Key takeaways
- AI is becoming a major tool to fight social and tax fraud, but it is still underused by public authorities.
- AI technologies (machine learning, deep learning, generative AI) can process large volumes of data and detect increasingly sophisticated fraud patterns.
- Public administrations already rely on advanced systems (data mining, e-invoicing, aerial imagery, scanning tools), but many remain behind the current AI frontier.
- Generative AI could boost efficiency by breaking down data silos, supporting auditors through chatbot-like interfaces, and accelerating software development.
- Strong safeguards are essential: transparency, GDPR compliance, systematic human oversight, and limits to avoid automated and context-blind enforcement decisions.
Retrospectives
The Senate report devoted to the role of AI in the fight against fraud first notes a difference in organisational culture between the Directorate General of Public Finances (DGFIP), which is more proactive, and the social security funds, which are more reserved. According to the report, however, there are many advantages to the use of AI: detecting fraud stricto sensu, but also preventing it in the area of tax fraud or, in the social sphere, identifying cases in which insured persons fail to claim social benefits to which they are entitled.
The prevention of tax fraud begins even before the tax return is filed. The tax authorities now use technologies such as mandatory electronic invoicing for VAT and blockchain to record transactions, making it virtually impossible to alter documents once they pass through the administration.
After returns have been filed, the detection of tax fraud relies largely on data mining, a technique used by the DGFIP since 2014. Data mining is a complex method of cross-referencing data based on a statistical model, but which is neither machine learning nor deep learning. Data sources include internal data, public data and data collected specifically for analytical purposes. The administration has several means of obtaining such data. For example, the “Foncier Innovation” project uses aerial images to detect undeclared constructions. Since the Finance Acts for 2020 (Article 154) and 2024 (Article 112), the administration now has investigative powers over social media in order to collect information.
In the social field, this tool is also used. Since 2011, the Family Allowance Fund (CAF) has used it through the DMDE (i.e. incoming data mining): according to the report, this is a tool used to schedule inspections among households receiving benefits.
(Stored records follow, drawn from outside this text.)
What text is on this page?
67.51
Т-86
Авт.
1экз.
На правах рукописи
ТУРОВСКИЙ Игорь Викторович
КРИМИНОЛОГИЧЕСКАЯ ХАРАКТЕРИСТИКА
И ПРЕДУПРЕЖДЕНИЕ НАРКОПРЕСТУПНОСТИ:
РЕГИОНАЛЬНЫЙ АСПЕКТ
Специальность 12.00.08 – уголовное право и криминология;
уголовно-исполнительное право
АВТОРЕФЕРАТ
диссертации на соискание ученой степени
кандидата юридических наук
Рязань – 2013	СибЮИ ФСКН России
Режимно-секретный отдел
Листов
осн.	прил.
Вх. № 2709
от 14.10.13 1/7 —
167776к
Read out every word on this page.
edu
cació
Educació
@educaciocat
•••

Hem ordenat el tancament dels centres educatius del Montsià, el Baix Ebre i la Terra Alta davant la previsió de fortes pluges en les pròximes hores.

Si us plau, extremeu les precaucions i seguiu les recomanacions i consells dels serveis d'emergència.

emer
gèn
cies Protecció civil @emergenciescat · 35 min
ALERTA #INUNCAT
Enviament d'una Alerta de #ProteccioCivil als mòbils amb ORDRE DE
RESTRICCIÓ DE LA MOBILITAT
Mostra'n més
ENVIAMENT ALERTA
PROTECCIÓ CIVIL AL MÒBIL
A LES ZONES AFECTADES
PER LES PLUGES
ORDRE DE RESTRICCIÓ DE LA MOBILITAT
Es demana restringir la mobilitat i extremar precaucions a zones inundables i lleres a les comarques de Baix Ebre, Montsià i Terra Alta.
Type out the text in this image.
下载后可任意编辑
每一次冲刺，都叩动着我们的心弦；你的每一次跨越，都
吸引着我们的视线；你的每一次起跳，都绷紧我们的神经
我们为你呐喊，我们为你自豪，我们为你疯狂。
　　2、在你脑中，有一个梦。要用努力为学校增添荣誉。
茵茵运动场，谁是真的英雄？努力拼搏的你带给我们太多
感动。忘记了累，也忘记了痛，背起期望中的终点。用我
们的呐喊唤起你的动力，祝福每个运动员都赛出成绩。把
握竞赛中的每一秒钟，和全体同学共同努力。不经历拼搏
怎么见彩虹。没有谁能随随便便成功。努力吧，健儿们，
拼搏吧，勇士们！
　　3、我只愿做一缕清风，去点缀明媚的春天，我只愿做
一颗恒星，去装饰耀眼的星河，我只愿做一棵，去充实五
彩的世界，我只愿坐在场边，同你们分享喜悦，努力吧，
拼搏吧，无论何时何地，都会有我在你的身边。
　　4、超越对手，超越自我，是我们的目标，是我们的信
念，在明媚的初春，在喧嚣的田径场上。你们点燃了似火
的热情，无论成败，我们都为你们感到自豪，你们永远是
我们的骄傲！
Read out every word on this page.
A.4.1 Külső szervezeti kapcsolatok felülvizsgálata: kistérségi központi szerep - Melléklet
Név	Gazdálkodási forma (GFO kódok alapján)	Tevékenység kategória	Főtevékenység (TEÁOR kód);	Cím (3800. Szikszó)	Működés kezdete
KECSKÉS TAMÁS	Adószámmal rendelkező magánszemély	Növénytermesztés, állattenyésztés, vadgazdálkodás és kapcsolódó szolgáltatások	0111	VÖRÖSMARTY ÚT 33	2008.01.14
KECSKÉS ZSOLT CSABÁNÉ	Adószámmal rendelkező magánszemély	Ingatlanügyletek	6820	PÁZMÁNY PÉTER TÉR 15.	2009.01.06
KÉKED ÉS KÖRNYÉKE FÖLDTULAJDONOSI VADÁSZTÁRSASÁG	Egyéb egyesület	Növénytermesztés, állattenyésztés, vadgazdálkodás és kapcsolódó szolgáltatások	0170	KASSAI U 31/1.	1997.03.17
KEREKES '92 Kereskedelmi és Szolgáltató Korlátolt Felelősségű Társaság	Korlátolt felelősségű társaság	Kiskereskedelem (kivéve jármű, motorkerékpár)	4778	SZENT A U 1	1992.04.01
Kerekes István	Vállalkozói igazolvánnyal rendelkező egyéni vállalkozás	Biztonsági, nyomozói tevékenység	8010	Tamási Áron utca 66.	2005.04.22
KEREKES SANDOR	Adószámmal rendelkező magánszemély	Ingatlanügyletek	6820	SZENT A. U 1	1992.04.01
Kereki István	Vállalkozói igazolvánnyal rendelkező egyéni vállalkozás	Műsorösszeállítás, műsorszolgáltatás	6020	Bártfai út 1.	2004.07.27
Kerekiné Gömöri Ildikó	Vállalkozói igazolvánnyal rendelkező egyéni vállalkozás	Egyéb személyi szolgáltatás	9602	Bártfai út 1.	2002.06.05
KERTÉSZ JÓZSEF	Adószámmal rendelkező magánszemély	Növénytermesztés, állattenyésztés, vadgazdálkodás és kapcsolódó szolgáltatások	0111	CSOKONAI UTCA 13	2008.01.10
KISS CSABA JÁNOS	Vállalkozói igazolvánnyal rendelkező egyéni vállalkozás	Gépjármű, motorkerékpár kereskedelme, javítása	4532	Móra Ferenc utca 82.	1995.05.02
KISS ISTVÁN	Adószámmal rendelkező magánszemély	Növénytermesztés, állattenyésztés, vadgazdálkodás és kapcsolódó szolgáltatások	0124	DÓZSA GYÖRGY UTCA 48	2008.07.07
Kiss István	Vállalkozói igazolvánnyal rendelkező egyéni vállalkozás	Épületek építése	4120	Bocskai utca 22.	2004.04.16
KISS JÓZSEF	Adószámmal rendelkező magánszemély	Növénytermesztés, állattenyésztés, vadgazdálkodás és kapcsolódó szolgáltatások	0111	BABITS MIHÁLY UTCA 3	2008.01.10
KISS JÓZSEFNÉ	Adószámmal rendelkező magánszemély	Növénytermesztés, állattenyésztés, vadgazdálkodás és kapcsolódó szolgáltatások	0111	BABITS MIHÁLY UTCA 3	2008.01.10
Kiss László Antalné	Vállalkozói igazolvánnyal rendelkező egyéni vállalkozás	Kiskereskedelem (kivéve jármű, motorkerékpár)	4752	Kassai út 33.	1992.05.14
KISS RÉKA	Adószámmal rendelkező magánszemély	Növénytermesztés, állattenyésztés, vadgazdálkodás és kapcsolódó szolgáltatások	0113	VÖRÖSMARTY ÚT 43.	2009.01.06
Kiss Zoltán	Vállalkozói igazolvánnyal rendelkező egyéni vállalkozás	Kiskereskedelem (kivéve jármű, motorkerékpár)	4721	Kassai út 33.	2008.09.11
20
A statistical algorithm determines a “risk score” (from 0 to 1) on the basis of approximately 40 data points or criteria (out of the 300 contained in a file). This algorithm operates solely on CAF data: no cross-checking is carried out with other bodies such as France Travail (formerly Pôle emploi). According to the report, the DMDE has made it possible to carry out 70% of on-site inspections.
However, these statistical tools remain quite far removed from the most recent advances in AI (in particular generative AI). The report refers to tools that are “very far from the technological frontier”.
Prospects
The rapporteurs envisage the future of the fight against social and tax fraud through AI by means of several tools. In the tax field, many projects are under way, such as the “100% Scanning” programme, which uses an algorithm to analyse X-ray scanner images in order to detect narcotics, or the “Foncier Innovation” project, which is to be extended to the whole of France.
But the report goes further: the senators consider that generative AI could play a key role in view of legislative inflation and its exponential complexity. Generative AI, operating on the basis of natural (and therefore textual) language, could analyse texts much more quickly and ultimately facilitate their implementation.
In the tax field, a first benefit of generative AI lies in breaking down information silos. Generative AI could be of interest as an ergonomic interface, in the form of a chatbot, made available to tax audit officers to cross-check information. Launched in 2018, the PILAT project is based on this idea but is more than two years behind schedule.
The report identifies another use case: generative AI could assist Urssaf developers (which uses around one hundred applications) by automatically generating code. The expansion of generative AI nevertheless entails certain risks, particularly with regard to privacy and the confidentiality of taxpayers’ and insured persons’ data. The holding of personal information outside traditional audit procedures and the conventional right of communication represents a risk acknowledged by both the CNIL and the Constitutional Council.
To protect taxpayers, several safeguards have been put in place. These include the right to transparency, which requires the tax administration to inform taxpayers explicitly about the use of AI, in accordance with the Digital Republic Act and the GDPR (General Data Protection Regulation). At European level, the AI Act has recently been approved and aims to harmonise AI rules across Europe, classifying AI systems according to their level of risk and imposing stricter requirements on high-risk systems.
In addition, human intervention is always required to verify the coherence of information. Where AI has contributed to the detection of fraud and to the drafting of the observation letter or the formal notice (via generative AI), there is a significant risk of automated reassessments, lacking nuance and without taking account of the specific context of the business. The role of the lawyer, as adviser to businesses, will be essential here, in order to mitigate excesses or errors arising from automation and to provide the elements necessary to limit the potentially binary, or even arbitrary, nature of AI.